I remember one day in sixth-grade health class with Mrs. Meschke, circa 1992, we were listing forms of recreation on the chalkboard.
After the typical walking and skateboarding and playing sports answers were taken, somebody raised his hand and said, "Eating." We all laughed. But Mrs. Meschke said, "No, that's very true. In America, eating is very much recreational."
I flashed to the TV dinners my sister and I had the night before in our living rooms, and I didn't quite get it.
Homogenized chicken nuggets in front of the tube didn't seem like a swingin' Thursday night to me.
Of course, years later, license in hand, I understood what she meant. A night's entertainment in Fairmont meant two things: driving around in cars with friends and boys, and, of course, consumption.

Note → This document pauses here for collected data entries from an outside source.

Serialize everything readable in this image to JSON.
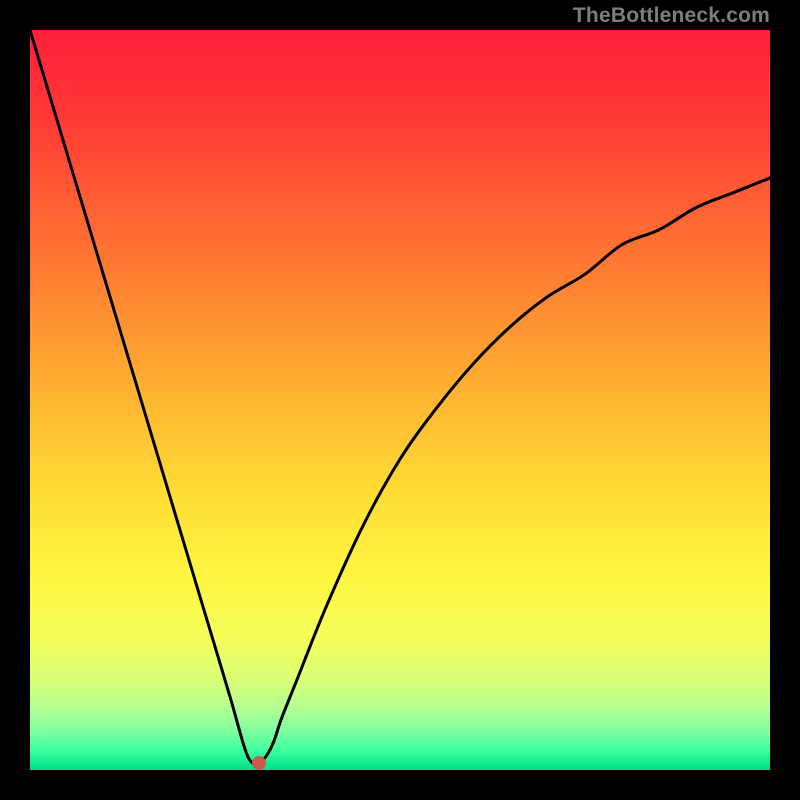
{
  "watermark": "TheBottleneck.com",
  "chart_data": {
    "type": "line",
    "title": "",
    "xlabel": "",
    "ylabel": "",
    "xlim": [
      0,
      100
    ],
    "ylim": [
      0,
      100
    ],
    "series": [
      {
        "name": "curve",
        "x": [
          0,
          3,
          6,
          9,
          12,
          15,
          18,
          21,
          24,
          27,
          29,
          30,
          31,
          32,
          33,
          34,
          36,
          40,
          45,
          50,
          55,
          60,
          65,
          70,
          75,
          80,
          85,
          90,
          95,
          100
        ],
        "values": [
          100,
          90,
          80,
          70,
          60,
          50,
          40,
          30,
          20,
          10,
          3,
          1,
          1,
          2,
          4,
          7,
          12,
          22,
          33,
          42,
          49,
          55,
          60,
          64,
          67,
          71,
          73,
          76,
          78,
          80
        ]
      }
    ],
    "marker": {
      "x": 31,
      "y": 1,
      "color": "#c85a4e"
    },
    "gradient_stops": [
      {
        "t": 0.0,
        "color": "#ff1f3a"
      },
      {
        "t": 0.12,
        "color": "#ff3a36"
      },
      {
        "t": 0.25,
        "color": "#ff6433"
      },
      {
        "t": 0.38,
        "color": "#ff8e32"
      },
      {
        "t": 0.5,
        "color": "#ffb631"
      },
      {
        "t": 0.62,
        "color": "#ffdb34"
      },
      {
        "t": 0.74,
        "color": "#fff642"
      },
      {
        "t": 0.82,
        "color": "#f6ff5a"
      },
      {
        "t": 0.88,
        "color": "#d8ff78"
      },
      {
        "t": 0.92,
        "color": "#b0ff92"
      },
      {
        "t": 0.95,
        "color": "#7cffa0"
      },
      {
        "t": 0.975,
        "color": "#3effa0"
      },
      {
        "t": 1.0,
        "color": "#00e28a"
      }
    ],
    "curve_color": "#000000",
    "curve_width": 3
  }
}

Consumption of what, I'll leave
mostly to your imagination, but I will tell you that ice cream at the Dairy Freeze and fried foods at various area establishments were included.
As an early teen, it was fun to exist solely on French fries and gummy bears. But when my butt ballooned and it was time to deal with it, I really started to take notice of how important consumption is to social situations. It was almost mandatory, and it still is to this very day.

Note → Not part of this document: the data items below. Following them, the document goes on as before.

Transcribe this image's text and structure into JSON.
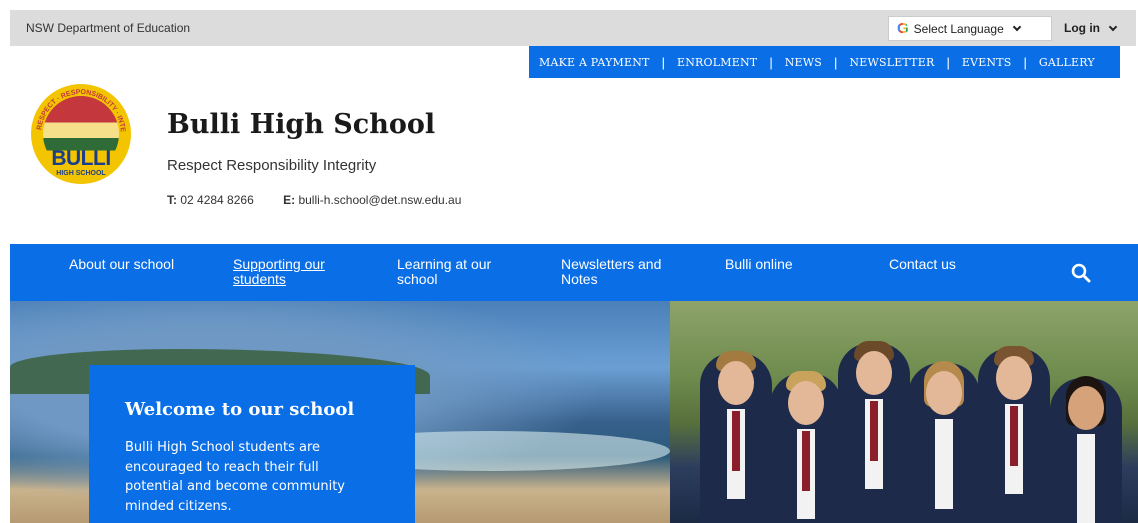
{
  "utility": {
    "department": "NSW Department of Education",
    "language_label": "Select Language",
    "login_label": "Log in"
  },
  "quick_links": [
    "MAKE A PAYMENT",
    "ENROLMENT",
    "NEWS",
    "NEWSLETTER",
    "EVENTS",
    "GALLERY"
  ],
  "logo": {
    "name": "BULLI",
    "sub": "HIGH SCHOOL",
    "ring_text": "RESPECT · RESPONSIBILITY · INTEGRITY"
  },
  "school": {
    "title": "Bulli High School",
    "motto": "Respect Responsibility Integrity",
    "phone_label": "T:",
    "phone": "02 4284 8266",
    "email_label": "E:",
    "email": "bulli-h.school@det.nsw.edu.au"
  },
  "nav": {
    "items": [
      "About our school",
      "Supporting our students",
      "Learning at our school",
      "Newsletters and Notes",
      "Bulli online",
      "Contact us"
    ],
    "active_index": 1
  },
  "hero": {
    "welcome_title": "Welcome to our school",
    "welcome_text": "Bulli High School students are encouraged to reach their full potential and become community minded citizens."
  },
  "colors": {
    "brand_blue": "#0a6ee6",
    "utility_gray": "#dcdcdc"
  }
}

When a movie let out, for example, and a friend said, "Hey, let's go to Perkins and get something to eat." It
was not an acceptable answer to say, "I'll go with you and have a Diet Coke or something. I'm not hungry." She would get a pained expression on her face and say, "Oh ... well, I'm sure you can find SOMETHING you'll want to eat."

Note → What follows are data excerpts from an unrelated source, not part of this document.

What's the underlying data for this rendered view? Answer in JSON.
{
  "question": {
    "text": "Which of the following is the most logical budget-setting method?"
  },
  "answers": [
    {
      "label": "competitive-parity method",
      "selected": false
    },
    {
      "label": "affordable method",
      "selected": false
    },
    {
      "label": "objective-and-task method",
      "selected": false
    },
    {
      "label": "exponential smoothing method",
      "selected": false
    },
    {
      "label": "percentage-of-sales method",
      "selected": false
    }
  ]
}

Then at the restaurant, when I ordered my Diet Coke and shut the menu, she said, "Really? Is that all you're
going to have? Well now I feel like a pig. Do you just want to go?"
I was puzzled. Why would what I put in my mouth or not put in my mouth have any bearing on her? What difference did it make if I joined her in a plate of fries and a chocolate malt at 11 at night?
It just mattered. It did. And many similar situations have come up in the 15 years that have followed, proving that if someone asks you to get something to eat with them, it is not an acceptable answer to say, "I'll go with you. But I'm not hungry." Because said person will then look crestfallen and say we can just skip it.
It's so odd that eating has to be a shared experience in a social situation. I feel like a toddler squirming in my chair trying to avoid getting nasty peas shoved in my mouth.
Parties, barbecues, picnics -- any event with a host, really -- it's the same story. If your gracious host sees that you have not partaken in the buffet they have so generously laid out for you, they almost look hurt. "Is there something wrong with the foods that I have so painstakingly prepared for you?" they ask without words. "Are you anorexic? Just rude? Do you think I can't cook? Because I can!"
I'm exaggerating. But there's a grain of truth there. And it will befuddle me for as long as I live, or at least as
long as I diet. So, friends, hit me up in 50 years or so for that 11 p.m. trip to Perkins. Maybe by then I won't care about calories.